Ten days ago Yokver had lectured that there was no such thing as motion—using an arrow as an example, saying that at each interval of time the arrow was stationary, solidified within the space it occupied at that precise instant. It was the kind of capricious rationale that could open kids’ minds so long as they’d never taken physics. He drove the point home by doing cartwheels across the front of the classroom, shouting, “I am not moving!” That sounded fun when you told it, but being there threw a different, ugly spin on everything.
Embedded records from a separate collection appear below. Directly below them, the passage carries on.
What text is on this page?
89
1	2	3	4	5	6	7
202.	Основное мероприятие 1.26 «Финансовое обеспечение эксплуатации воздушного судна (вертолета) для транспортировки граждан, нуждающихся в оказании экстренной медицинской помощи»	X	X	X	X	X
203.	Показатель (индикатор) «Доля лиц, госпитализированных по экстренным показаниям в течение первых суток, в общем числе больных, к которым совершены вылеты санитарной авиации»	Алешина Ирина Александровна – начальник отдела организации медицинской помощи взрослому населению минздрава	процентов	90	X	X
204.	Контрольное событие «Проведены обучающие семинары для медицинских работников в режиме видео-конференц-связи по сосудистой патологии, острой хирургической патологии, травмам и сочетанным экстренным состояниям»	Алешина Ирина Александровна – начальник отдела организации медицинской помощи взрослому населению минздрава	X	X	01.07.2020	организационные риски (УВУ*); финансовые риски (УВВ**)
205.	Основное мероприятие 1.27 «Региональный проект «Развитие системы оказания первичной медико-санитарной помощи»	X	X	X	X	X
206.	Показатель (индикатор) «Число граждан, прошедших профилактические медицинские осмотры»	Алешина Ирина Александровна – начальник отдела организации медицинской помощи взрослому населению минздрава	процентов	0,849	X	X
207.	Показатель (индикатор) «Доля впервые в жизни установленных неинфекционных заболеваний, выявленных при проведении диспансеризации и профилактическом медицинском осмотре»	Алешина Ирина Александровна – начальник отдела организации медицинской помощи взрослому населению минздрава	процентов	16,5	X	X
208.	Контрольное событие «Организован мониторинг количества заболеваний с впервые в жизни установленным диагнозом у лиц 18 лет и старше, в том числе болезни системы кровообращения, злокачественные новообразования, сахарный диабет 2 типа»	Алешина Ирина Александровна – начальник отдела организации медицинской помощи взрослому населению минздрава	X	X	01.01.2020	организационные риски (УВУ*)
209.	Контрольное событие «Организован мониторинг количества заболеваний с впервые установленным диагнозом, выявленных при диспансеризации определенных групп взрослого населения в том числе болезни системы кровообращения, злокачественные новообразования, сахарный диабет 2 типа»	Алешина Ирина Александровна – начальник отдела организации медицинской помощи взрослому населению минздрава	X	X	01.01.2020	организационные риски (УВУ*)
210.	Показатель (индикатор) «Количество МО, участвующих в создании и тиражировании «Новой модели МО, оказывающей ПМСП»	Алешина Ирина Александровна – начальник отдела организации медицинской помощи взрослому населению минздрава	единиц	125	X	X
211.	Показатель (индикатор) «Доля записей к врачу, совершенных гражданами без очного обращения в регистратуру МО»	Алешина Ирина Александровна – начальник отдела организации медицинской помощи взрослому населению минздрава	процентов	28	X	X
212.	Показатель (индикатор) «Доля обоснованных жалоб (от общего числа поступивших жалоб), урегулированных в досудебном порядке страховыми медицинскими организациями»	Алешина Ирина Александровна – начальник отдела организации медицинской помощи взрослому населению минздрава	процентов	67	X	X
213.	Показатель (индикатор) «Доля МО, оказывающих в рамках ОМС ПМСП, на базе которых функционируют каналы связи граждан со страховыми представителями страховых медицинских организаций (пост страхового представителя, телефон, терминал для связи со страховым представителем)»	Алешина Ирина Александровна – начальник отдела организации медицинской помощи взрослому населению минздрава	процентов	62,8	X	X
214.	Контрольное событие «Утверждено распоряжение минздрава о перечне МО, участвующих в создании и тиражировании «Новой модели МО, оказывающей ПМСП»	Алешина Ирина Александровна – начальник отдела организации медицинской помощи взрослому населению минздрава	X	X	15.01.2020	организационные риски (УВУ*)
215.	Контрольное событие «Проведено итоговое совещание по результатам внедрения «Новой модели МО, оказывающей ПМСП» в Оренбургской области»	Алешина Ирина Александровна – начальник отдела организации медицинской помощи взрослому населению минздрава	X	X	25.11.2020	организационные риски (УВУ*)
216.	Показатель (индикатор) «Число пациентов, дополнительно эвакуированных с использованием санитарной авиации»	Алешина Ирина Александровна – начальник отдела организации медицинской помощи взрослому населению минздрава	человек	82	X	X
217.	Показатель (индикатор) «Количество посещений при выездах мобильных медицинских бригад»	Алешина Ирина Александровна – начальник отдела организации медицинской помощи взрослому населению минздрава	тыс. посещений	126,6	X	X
Later, Cal told the dean, who had doctorates in physics and chemistry as well as theology, the entire situation. Cal begged him to over-rule the drop-add forms and set him free. But the dean only gave him a lingering glare that told him he should know better than to involve the man in something like this.
Catch the Yok’s good side as he smiled and waggled his eyebrows now, putting on a whole floor show, doing some vaudeville. “You’re not sorry, eh? No, of course you’re not. Then why…?”
Hey, everybody had their breaking point. So just quit tearing at—
“…did you say…”
—my scabs—
“…that you were…”
—damn you.
“…Calvin?”
Okay, so there they were. It was the wormy, depreciating accent Yokver put on Calvin that did it; the same way a bully taunted you by singing your full name while holding your lunchbox out of reach. By jabbing you in the chest, just under your heart, until the bone hurt. His name was Caleb, not Calvin, so the cheap shot failed anyway. But that wasn’t the point. Were things really this out of control? Was the Yok waging a serious head game, or was it just his cholesterol getting to him again?
Cal’s breath came in bites. “I thought it would be a polite way to get you off my back.” He closed his empty notebook. He sort of looked forward to receiving a failing grade now. Anything to get the hell out of here.